I do see that I have a bunch of invalid API keys and it appears that the API key validation is failing when this happens. I started fresh with no containers/images and used the pmm.sh --interactive script When this happens grafana CPU usage spikes and when attempting to pull up the page I get a error message… traceid is displayed (empty value) .
When I see it top shows grafana at CPU > 100% in top (sometimes spikes to 200% which Grafana Should not be doing that)
Tasks: 404 total, 2 running, 402 sleeping, 0 stopped, 0 zombie
%Cpu(s): 5.8 us, 1.8 sy, 0.0 ni, 92.1 id, 0.1 wa, 0.0 hi, 0.2 si, 0.0 st
KiB Mem : 32761424 total, 24225252 free, 6363208 used, 2172964 buff/cache
KiB Swap: 2097148 total, 2097148 free, 0 used. 25988564 avail Mem
PID USER PR NI VIRT RES SHR S %CPU %MEM TIME+ COMMAND
40224 libstor+ 20 0 17.1g 453956 37988 S 143.6 1.4 915:51.86 grafana server --homepath=/usr/share/grafana --config=/etc/grafana/grafana.ini cfg:default.paths.data=/srv/grafana cfg:default.paths.plugins=/srv/grafana/plugins cfg:default.paths.logs=/srv/logs cfg:default.log.mode=console cfg:default.log.console.format=console cfg:default.server.root_url=https://%(domain)s/graph
1332 1000 20 0 7079348 3.0g 323504 S 21.8 9.6 839:43.09 /usr/sbin/victoriametrics --promscrape.config=/etc/victoriametrics-promscrape.yml --retentionPeriod=90d --storageDataPath=/srv/victoriametrics/data --httpListenAddr=127.0.0.1:9090 --search.disableCache=true --search.maxQueryLen=1MB --search.latencyOffset=5s --search.maxUniqueTimeseries=100000000 --search.maxSamples+
3444 root 20 0 1147320 30076 14216 S 5.9 0.1 67:06.06 /opt/OV/bin/oacore oacore /var/opt/OV/conf/oa/PipeDefinitions/oacore.xml
40238 root 20 0 5738552 765164 28920 S 4.0 2.3 112:34.88 /usr/sbin/pmm-managed --victoriametrics-config=/etc/victoriametrics-promscrape.yml --victoriametrics-url=http://127.0.0.1:9090/prometheus --supervisord-config-dir=/etc/supervisord.d
40279 polkitd 20 0 85232 73904 14012 S 4.0 0.2 94:17.28 nginx: worker process
7007a8dd1535 percona/pmm-server:2.38.1 "/opt/entrypoint.sh" 2 days ago Up 2 days (healthy) 80/tcp, 0.0.0.0:443->443/tcp pmm-server
I am watching about 80 systems 35 DB’s and running 5-6 of the template monitoring values Various Stats (Of when it happened I know the times are not all the same but I see items like this)
Inside the docker container in the grafana.log file I see this…

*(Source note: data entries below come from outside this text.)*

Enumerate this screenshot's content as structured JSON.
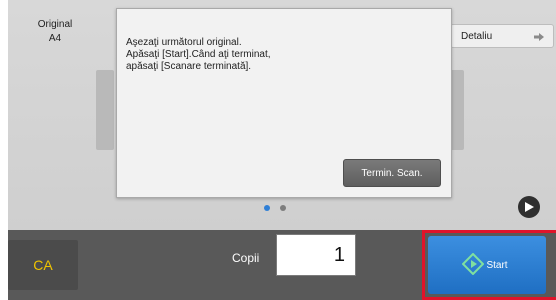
{
  "original": {
    "label": "Original",
    "size": "A4"
  },
  "details_button": {
    "label": "Detaliu"
  },
  "dialog": {
    "line1": "Aşezaţi următorul original.",
    "line2": "Apăsaţi [Start].Când aţi terminat,",
    "line3": "apăsaţi [Scanare terminată].",
    "finish_button": "Termin. Scan."
  },
  "pager": {
    "pages": 2,
    "current": 1
  },
  "bottom": {
    "ca_label": "CA",
    "copies_label": "Copii",
    "copies_value": "1",
    "start_label": "Start"
  },
  "colors": {
    "start_blue": "#2a7fd4",
    "highlight_red": "#e0132a",
    "ca_yellow": "#f0c400",
    "pager_active": "#2f7fd6"
  },
  "icons": {
    "details_arrow": "arrow-right-icon",
    "play": "play-icon",
    "start": "start-diamond-icon"
  }
}
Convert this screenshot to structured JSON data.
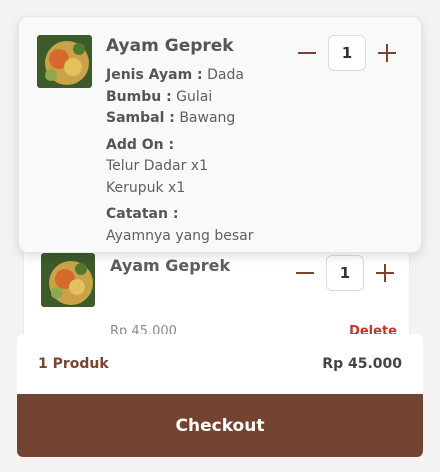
{
  "cart_item_front": {
    "name": "Ayam Geprek",
    "quantity": "1",
    "jenis_ayam_label": "Jenis Ayam :",
    "jenis_ayam_value": "Dada",
    "bumbu_label": "Bumbu :",
    "bumbu_value": "Gulai",
    "sambal_label": "Sambal :",
    "sambal_value": "Bawang",
    "addon_label": "Add On :",
    "addons": [
      "Telur Dadar x1",
      "Kerupuk x1"
    ],
    "catatan_label": "Catatan :",
    "catatan_value": "Ayamnya yang besar"
  },
  "cart_item_back": {
    "name": "Ayam Geprek",
    "quantity": "1",
    "price": "Rp 45.000",
    "delete_label": "Delete"
  },
  "summary": {
    "count": "1 Produk",
    "total": "Rp 45.000"
  },
  "checkout_label": "Checkout",
  "colors": {
    "brand": "#734332",
    "delete": "#c0392b"
  }
}
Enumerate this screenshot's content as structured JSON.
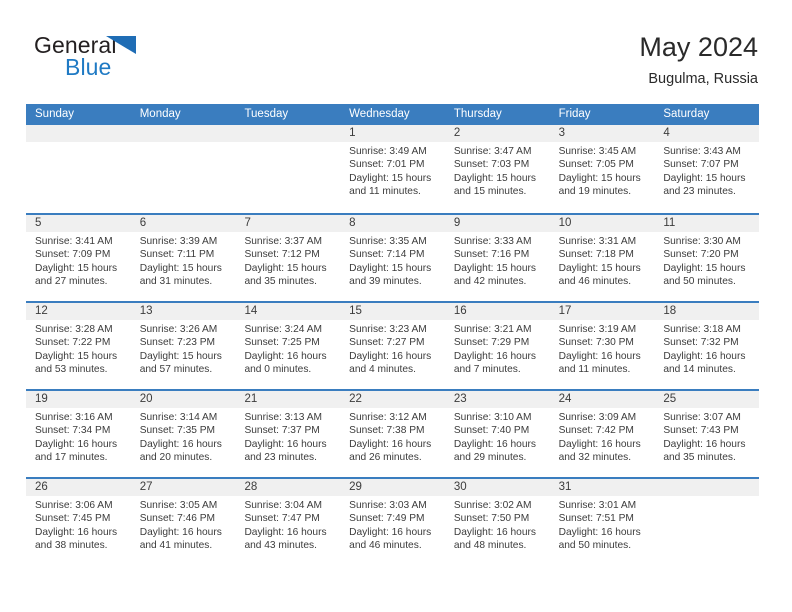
{
  "brand": {
    "name_top": "General",
    "name_bottom": "Blue",
    "flag_icon": "triangle-flag-icon",
    "accent_color": "#1f7ac4"
  },
  "header": {
    "title": "May 2024",
    "subtitle": "Bugulma, Russia"
  },
  "theme": {
    "header_blue": "#3a7dbf",
    "day_band_gray": "#f0f0f0",
    "text_color": "#3c3c3c"
  },
  "calendar": {
    "weekdays": [
      "Sunday",
      "Monday",
      "Tuesday",
      "Wednesday",
      "Thursday",
      "Friday",
      "Saturday"
    ],
    "labels": {
      "sunrise": "Sunrise:",
      "sunset": "Sunset:",
      "daylight": "Daylight:"
    },
    "weeks": [
      [
        {
          "day": "",
          "empty": true
        },
        {
          "day": "",
          "empty": true
        },
        {
          "day": "",
          "empty": true
        },
        {
          "day": "1",
          "sunrise": "Sunrise: 3:49 AM",
          "sunset": "Sunset: 7:01 PM",
          "daylight_1": "Daylight: 15 hours",
          "daylight_2": "and 11 minutes."
        },
        {
          "day": "2",
          "sunrise": "Sunrise: 3:47 AM",
          "sunset": "Sunset: 7:03 PM",
          "daylight_1": "Daylight: 15 hours",
          "daylight_2": "and 15 minutes."
        },
        {
          "day": "3",
          "sunrise": "Sunrise: 3:45 AM",
          "sunset": "Sunset: 7:05 PM",
          "daylight_1": "Daylight: 15 hours",
          "daylight_2": "and 19 minutes."
        },
        {
          "day": "4",
          "sunrise": "Sunrise: 3:43 AM",
          "sunset": "Sunset: 7:07 PM",
          "daylight_1": "Daylight: 15 hours",
          "daylight_2": "and 23 minutes."
        }
      ],
      [
        {
          "day": "5",
          "sunrise": "Sunrise: 3:41 AM",
          "sunset": "Sunset: 7:09 PM",
          "daylight_1": "Daylight: 15 hours",
          "daylight_2": "and 27 minutes."
        },
        {
          "day": "6",
          "sunrise": "Sunrise: 3:39 AM",
          "sunset": "Sunset: 7:11 PM",
          "daylight_1": "Daylight: 15 hours",
          "daylight_2": "and 31 minutes."
        },
        {
          "day": "7",
          "sunrise": "Sunrise: 3:37 AM",
          "sunset": "Sunset: 7:12 PM",
          "daylight_1": "Daylight: 15 hours",
          "daylight_2": "and 35 minutes."
        },
        {
          "day": "8",
          "sunrise": "Sunrise: 3:35 AM",
          "sunset": "Sunset: 7:14 PM",
          "daylight_1": "Daylight: 15 hours",
          "daylight_2": "and 39 minutes."
        },
        {
          "day": "9",
          "sunrise": "Sunrise: 3:33 AM",
          "sunset": "Sunset: 7:16 PM",
          "daylight_1": "Daylight: 15 hours",
          "daylight_2": "and 42 minutes."
        },
        {
          "day": "10",
          "sunrise": "Sunrise: 3:31 AM",
          "sunset": "Sunset: 7:18 PM",
          "daylight_1": "Daylight: 15 hours",
          "daylight_2": "and 46 minutes."
        },
        {
          "day": "11",
          "sunrise": "Sunrise: 3:30 AM",
          "sunset": "Sunset: 7:20 PM",
          "daylight_1": "Daylight: 15 hours",
          "daylight_2": "and 50 minutes."
        }
      ],
      [
        {
          "day": "12",
          "sunrise": "Sunrise: 3:28 AM",
          "sunset": "Sunset: 7:22 PM",
          "daylight_1": "Daylight: 15 hours",
          "daylight_2": "and 53 minutes."
        },
        {
          "day": "13",
          "sunrise": "Sunrise: 3:26 AM",
          "sunset": "Sunset: 7:23 PM",
          "daylight_1": "Daylight: 15 hours",
          "daylight_2": "and 57 minutes."
        },
        {
          "day": "14",
          "sunrise": "Sunrise: 3:24 AM",
          "sunset": "Sunset: 7:25 PM",
          "daylight_1": "Daylight: 16 hours",
          "daylight_2": "and 0 minutes."
        },
        {
          "day": "15",
          "sunrise": "Sunrise: 3:23 AM",
          "sunset": "Sunset: 7:27 PM",
          "daylight_1": "Daylight: 16 hours",
          "daylight_2": "and 4 minutes."
        },
        {
          "day": "16",
          "sunrise": "Sunrise: 3:21 AM",
          "sunset": "Sunset: 7:29 PM",
          "daylight_1": "Daylight: 16 hours",
          "daylight_2": "and 7 minutes."
        },
        {
          "day": "17",
          "sunrise": "Sunrise: 3:19 AM",
          "sunset": "Sunset: 7:30 PM",
          "daylight_1": "Daylight: 16 hours",
          "daylight_2": "and 11 minutes."
        },
        {
          "day": "18",
          "sunrise": "Sunrise: 3:18 AM",
          "sunset": "Sunset: 7:32 PM",
          "daylight_1": "Daylight: 16 hours",
          "daylight_2": "and 14 minutes."
        }
      ],
      [
        {
          "day": "19",
          "sunrise": "Sunrise: 3:16 AM",
          "sunset": "Sunset: 7:34 PM",
          "daylight_1": "Daylight: 16 hours",
          "daylight_2": "and 17 minutes."
        },
        {
          "day": "20",
          "sunrise": "Sunrise: 3:14 AM",
          "sunset": "Sunset: 7:35 PM",
          "daylight_1": "Daylight: 16 hours",
          "daylight_2": "and 20 minutes."
        },
        {
          "day": "21",
          "sunrise": "Sunrise: 3:13 AM",
          "sunset": "Sunset: 7:37 PM",
          "daylight_1": "Daylight: 16 hours",
          "daylight_2": "and 23 minutes."
        },
        {
          "day": "22",
          "sunrise": "Sunrise: 3:12 AM",
          "sunset": "Sunset: 7:38 PM",
          "daylight_1": "Daylight: 16 hours",
          "daylight_2": "and 26 minutes."
        },
        {
          "day": "23",
          "sunrise": "Sunrise: 3:10 AM",
          "sunset": "Sunset: 7:40 PM",
          "daylight_1": "Daylight: 16 hours",
          "daylight_2": "and 29 minutes."
        },
        {
          "day": "24",
          "sunrise": "Sunrise: 3:09 AM",
          "sunset": "Sunset: 7:42 PM",
          "daylight_1": "Daylight: 16 hours",
          "daylight_2": "and 32 minutes."
        },
        {
          "day": "25",
          "sunrise": "Sunrise: 3:07 AM",
          "sunset": "Sunset: 7:43 PM",
          "daylight_1": "Daylight: 16 hours",
          "daylight_2": "and 35 minutes."
        }
      ],
      [
        {
          "day": "26",
          "sunrise": "Sunrise: 3:06 AM",
          "sunset": "Sunset: 7:45 PM",
          "daylight_1": "Daylight: 16 hours",
          "daylight_2": "and 38 minutes."
        },
        {
          "day": "27",
          "sunrise": "Sunrise: 3:05 AM",
          "sunset": "Sunset: 7:46 PM",
          "daylight_1": "Daylight: 16 hours",
          "daylight_2": "and 41 minutes."
        },
        {
          "day": "28",
          "sunrise": "Sunrise: 3:04 AM",
          "sunset": "Sunset: 7:47 PM",
          "daylight_1": "Daylight: 16 hours",
          "daylight_2": "and 43 minutes."
        },
        {
          "day": "29",
          "sunrise": "Sunrise: 3:03 AM",
          "sunset": "Sunset: 7:49 PM",
          "daylight_1": "Daylight: 16 hours",
          "daylight_2": "and 46 minutes."
        },
        {
          "day": "30",
          "sunrise": "Sunrise: 3:02 AM",
          "sunset": "Sunset: 7:50 PM",
          "daylight_1": "Daylight: 16 hours",
          "daylight_2": "and 48 minutes."
        },
        {
          "day": "31",
          "sunrise": "Sunrise: 3:01 AM",
          "sunset": "Sunset: 7:51 PM",
          "daylight_1": "Daylight: 16 hours",
          "daylight_2": "and 50 minutes."
        },
        {
          "day": "",
          "empty": true
        }
      ]
    ]
  }
}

logger=context t=2023-08-10T13:54:23.628491498Z level=error msg="invalid API key" error="database is locked" traceID=
logger=context t=2023-08-10T13:54:23.63546723Z level=error msg="invalid API key" error="database is locked" traceID=
logger=context t=2023-08-10T13:54:23.95790173Z level=error msg="invalid API key" error="database is locked" traceID=
logger=context t=2023-08-10T13:54:24.698356168Z level=error msg="invalid API key" error="database is locked" traceID=
logger=context t=2023-08-10T13:54:24.698608952Z level=error msg="invalid API key" error="database is locked" traceID=
logger=context t=2023-08-10T13:54:24.698903676Z level=error msg="invalid API key" error="database is locked" traceID=
logger=context userId=0 orgId=1 uname= t=2023-08-10T13:54:24.699320221Z level=error msg= error="database is locked" traceID=
logger=context t=2023-08-10T13:54:24.759263952Z level=error msg="invalid API key" error="database is locked" traceID=
logger=context t=2023-08-10T13:54:24.959405963Z level=error msg="invalid API key" error="database is locked" traceID=
logger=context t=2023-08-10T13:54:25.231586104Z level=error msg="invalid API key" error="database is locked" traceID=
logger=context t=2023-08-10T13:54:25.650994276Z level=error msg="invalid API key" error="database is locked" traceID=
logger=context t=2023-08-10T13:54:25.672431119Z level=error msg="invalid API key" error="database is locked" traceID=
logger=context t=2023-08-10T13:54:25.672727284Z level=error msg="invalid API key" error="database is locked" traceID=
logger=context t=2023-08-10T13:54:25.672899664Z level=error msg="invalid API key" error="database is locked" traceID=
logger=context t=2023-08-10T13:54:25.680013675Z level=error msg="invalid API key" error="database is locked" traceID=
logger=context t=2023-08-10T13:54:25.680299429Z level=error msg="invalid API key" error="database is locked" traceID=
logger=context t=2023-08-10T13:54:25.680677485Z level=error msg="invalid API key" error="database is locked" traceID=
logger=context t=2023-08-10T13:54:25.759563452Z level=error msg="invalid API key" error="database is locked" traceID=
logger=context t=2023-08-10T13:54:25.783932722Z level=error msg="invalid API key" error="database is locked" traceID=
logger=context t=2023-08-10T13:54:28.648180339Z level=error msg="invalid API key" error="database is locked" traceID=
logger=context t=2023-08-10T13:54:28.981170617Z level=error msg="invalid API key" error="database is locked" traceID=
logger=context t=2023-08-10T13:54:28.987501614Z level=error msg="invalid API key" error="database is locked" traceID=
logger=context t=2023-08-10T13:54:29.102181337Z level=error msg="invalid API key" error="database is locked" traceID=
On the host system I get
dockerd: time="2023-08-10T09:54:02.540362887-04:00" level=warning msg="Health check for container 7007a8dd1535185db9bfd1c17c8dca68ca7da7d11e337be0b6ea87cd5ebc792e error: context deadline exceeded"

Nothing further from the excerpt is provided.